The negotiations began in April in response to student protests and the sheer magnitude of the political and socioeconomic crisis gripping the Latin American country.

On Tuesday, the executive secretary of the opposition bloc Mesa de la Unidad Democrática (MUD), Ramón Guillermo Aveledo, declared a freeze on the talks and announced that MUD’s delegates will stop coming to the meetings with government officials. He said that talks have been stalled for some time.

If the government wants us to sit down again, let it give us some signs”

“We are not available for a situation in which all that is required is the appearance of being in talks,” said Aveledo at a press conference in Caracas, in which he also denounced the government’s “unbridled repression” of street protesters.

“If the government wants us to sit down again, let it give us some signs,” he said.

It is now up to the troika of foreign ministers from the regional organization Unasur, which is overseeing the talks in partnership with the Catholic Church, to try to revive a negotiation in which neither side has brought much to the table, with the ensuing meager results.

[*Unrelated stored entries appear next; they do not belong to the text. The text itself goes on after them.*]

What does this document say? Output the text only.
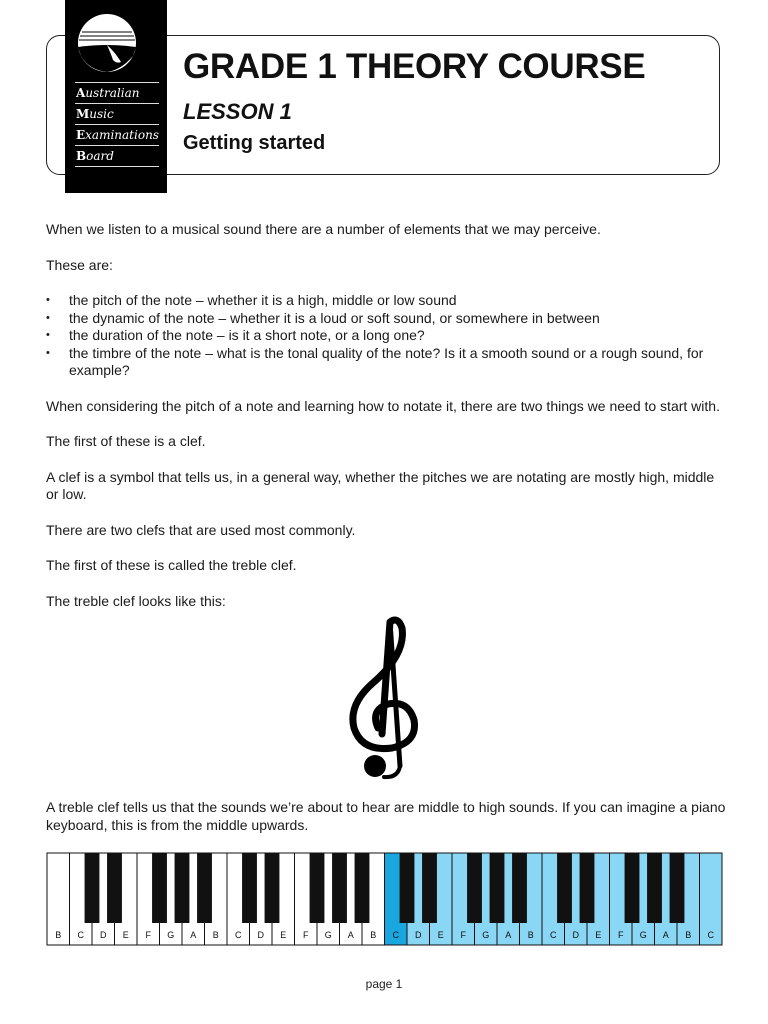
Australian
Music
Examinations
Board
GRADE 1 THEORY COURSE
LESSON 1
Getting started

When we listen to a musical sound there are a number of elements that we may perceive.

These are:

• the pitch of the note – whether it is a high, middle or low sound
• the dynamic of the note – whether it is a loud or soft sound, or somewhere in between
• the duration of the note – is it a short note, or a long one?
• the timbre of the note – what is the tonal quality of the note? Is it a smooth sound or a rough sound, for example?

When considering the pitch of a note and learning how to notate it, there are two things we need to start with.

The first of these is a clef.

A clef is a symbol that tells us, in a general way, whether the pitches we are notating are mostly high, middle or low.

There are two clefs that are used most commonly.

The first of these is called the treble clef.

The treble clef looks like this:

A treble clef tells us that the sounds we’re about to hear are middle to high sounds. If you can imagine a piano keyboard, this is from the middle upwards.

B C D E F G A B C D E F G A B C D E F G A B C D E F G A B C
page 1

The frustration over the lack of progress was also evident in statements made on Tuesday by Colombia’s foreign minister, María Ángela Holguín, who is scheduled to fly to Caracas on Thursday in an effort to restart the talks, along with her counterparts from Brazil and Ecuador.

“We have told the Venezuelan government time and again that it should try to make progress so people will believe in dialogue in Venezuela,” she said.

This failure to find common ground will fuel the opposition’s skepticism

But the reality is that this failure to find common ground will fuel the skepticism felt from the beginning by much of the Venezuelan public. Meanwhile, the Nicolás Maduro administration seems mostly interested in the talks to improve its international image, appease the insurgency and, above all, win some time.

As for the MUD, the decision to walk out could also be an attempt to save face. From the beginning, some opposition sectors refused to sit down with the followers of the deceased Hugo Chávez. They accused MUD leaders of helping the government in its delay tactics, and even called them collaborators.

Now that these critics appear to have been right all along, and that the opposition’s internal fractures have been exposed, MUD leaders appear willing to change tack and heal those wounds.

In the meantime, the student protests are into their fifth month, with no sign of letting up. On the contrary, protesters seemed to have found renewed strength following Thursday’s arrest of hundreds of young students by security forces.

The government claims that Davos forum founder Klaus Schwab is leading a conspiracy against it

The student movement has announced a major march for Wednesday that will end at the headquarters of the General Attorney’s Office, in downtown Caracas.

Yet in all this time the government has continued to try to quell the protests with gas canisters and fires. The violence has already resulted in 42 dead and 700 injured, and reached the upper-middle-class neighborhood of Los Palos Grandes, where a national police officer was shot dead last week by a sniper.

The rioting has reached other cities, including Altamira and Santa Fe. Dozens of youths are awaiting trial for a variety of crimes.

The government’s influential number two, Diosdado Cabello, has been feeding the conspiracy theories and on Monday accused a dozen non-profits and politicians of participating in an attempt to overthrow the government. The alleged leader of the conspirators, according to Cabello, is Klaus Schwab, creator of the World Economic Forum at Davos, Switzerland.